Unabhängig davon, ob man nun religiös ist oder nicht, kann ich besonders in den kalten und dunklen Wintermonaten in Norddeutschland nachvollziehen, warum die Menschen teilweise an Lichtdekorationen gar nicht sparen wollen und diese erst im Januar wieder abbauen. Meine Familie und ich bleiben beim Anblick eines mit besonders knalligen, bunt-blinkenden LEDs dekorierten Hauses kurz stehen und müssen unwillkürlich schmunzeln. Was dem*der einen angesichts der grellen Farbenvielfalt die Tränen in die Augen treibt, sorgt bei den Installateur*innen offenbar für ein festliches Gefühl – eben für Weihnachtsstimmung.

Ich merke, dass die kleinen, noch aufgebauten Weihnachtslichter gerade jetzt nach dem Fest und kurz vor dem Jahresende in besonderer Weise weiter nachklingen. Im Schimmer der kleinen Sterne und Lichterketten wandern wir weiter durch die dunklen Straßen. Irgendwo hört man das Zischen einer abgefeuerten Silvesterrakete und der Himmel wird durch einen Schauer aus gold-glitzernden Funken und Lichtfäden erhellt.

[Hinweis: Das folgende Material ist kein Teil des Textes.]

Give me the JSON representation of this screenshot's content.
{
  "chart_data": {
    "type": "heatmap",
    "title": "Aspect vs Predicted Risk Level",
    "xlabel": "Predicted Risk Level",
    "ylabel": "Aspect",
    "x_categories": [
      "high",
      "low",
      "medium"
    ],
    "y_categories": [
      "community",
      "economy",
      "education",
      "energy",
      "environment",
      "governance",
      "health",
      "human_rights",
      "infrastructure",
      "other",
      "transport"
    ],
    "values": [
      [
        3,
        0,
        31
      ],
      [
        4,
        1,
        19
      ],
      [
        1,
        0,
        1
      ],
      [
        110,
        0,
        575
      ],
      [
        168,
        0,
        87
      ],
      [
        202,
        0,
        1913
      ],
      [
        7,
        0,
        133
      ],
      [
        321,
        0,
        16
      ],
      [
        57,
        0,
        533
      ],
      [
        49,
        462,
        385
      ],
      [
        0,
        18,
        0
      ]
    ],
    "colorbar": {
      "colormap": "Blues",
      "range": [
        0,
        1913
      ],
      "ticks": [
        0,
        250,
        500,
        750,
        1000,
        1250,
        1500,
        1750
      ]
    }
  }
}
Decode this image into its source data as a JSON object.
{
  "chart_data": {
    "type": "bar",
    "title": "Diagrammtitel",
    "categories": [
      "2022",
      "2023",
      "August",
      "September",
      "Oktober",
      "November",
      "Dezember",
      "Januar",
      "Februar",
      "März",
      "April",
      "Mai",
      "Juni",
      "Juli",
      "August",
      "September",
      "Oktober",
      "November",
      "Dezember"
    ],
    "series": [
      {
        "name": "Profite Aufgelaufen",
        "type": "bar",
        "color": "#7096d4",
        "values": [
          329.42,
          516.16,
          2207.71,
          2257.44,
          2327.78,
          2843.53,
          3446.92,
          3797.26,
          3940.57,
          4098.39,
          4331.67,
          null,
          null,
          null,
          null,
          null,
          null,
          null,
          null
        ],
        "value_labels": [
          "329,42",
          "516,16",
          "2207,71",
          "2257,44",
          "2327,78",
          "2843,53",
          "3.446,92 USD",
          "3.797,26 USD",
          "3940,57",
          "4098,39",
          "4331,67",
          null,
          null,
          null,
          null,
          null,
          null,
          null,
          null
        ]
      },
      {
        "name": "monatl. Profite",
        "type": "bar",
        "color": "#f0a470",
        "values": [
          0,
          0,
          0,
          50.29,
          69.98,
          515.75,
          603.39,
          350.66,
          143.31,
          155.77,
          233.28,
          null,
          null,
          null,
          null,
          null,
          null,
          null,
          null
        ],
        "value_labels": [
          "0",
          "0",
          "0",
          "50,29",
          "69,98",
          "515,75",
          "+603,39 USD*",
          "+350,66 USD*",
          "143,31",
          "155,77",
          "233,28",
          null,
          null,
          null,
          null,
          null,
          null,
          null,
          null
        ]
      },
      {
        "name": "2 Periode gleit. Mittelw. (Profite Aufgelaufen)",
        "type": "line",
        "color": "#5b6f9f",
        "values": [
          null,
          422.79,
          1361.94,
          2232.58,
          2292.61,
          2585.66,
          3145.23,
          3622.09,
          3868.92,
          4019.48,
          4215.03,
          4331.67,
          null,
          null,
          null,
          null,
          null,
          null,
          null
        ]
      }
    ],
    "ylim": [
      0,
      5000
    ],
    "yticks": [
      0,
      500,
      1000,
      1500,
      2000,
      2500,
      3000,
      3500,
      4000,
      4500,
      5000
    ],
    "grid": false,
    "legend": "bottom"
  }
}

Gemeinsam erinnert man sich daran, wie schön die Tage im Kreis der Familie waren und welche kleineren und größeren Hürden das Jahr 2021 mit sich brachte. Es ist schon eigenartig, was für ein Gefühl aus Freude und Nachdenklichkeit die kleinen Lämpchen bei mir auslösen. Aber vielleicht ergeht es anderen ja ähnlich. Die Tradition der Weihnachtslichter lädt die Menschen dazu ein, der Hektik des Alltags zu entfliehen und sich sowohl auf die Bedeutung von Weihnachten als auch auf die schönen und möglicherweise auch weniger schönen Erlebnisse des fast vergangenen Jahres zu besinnen.

Stundenlang könnte ich, beinahe mit kindlicher Freude, den festlich beleuchteten Baum in der Wohnstube betrachten oder aus meinem Fenster auf die kleinen Lichtpunkte in der Straße blicken. Für mich ist es die Tradition der Weihnachtslichter auf jeden Fall wert, einmal diese kleine Liebeserklärung zu schreiben. Auch wenn Weihnachtssterne, Lichterketten und Schwippbögen bald wieder in Kisten und auf Dachböden verschwinden, wünsche ich allen webmoritz.-Leser*innen für das neue Jahr, dass die schöne Stimmung der Weihnachtslichter auch in den kommenden Wochen noch etwas nachklingen möge.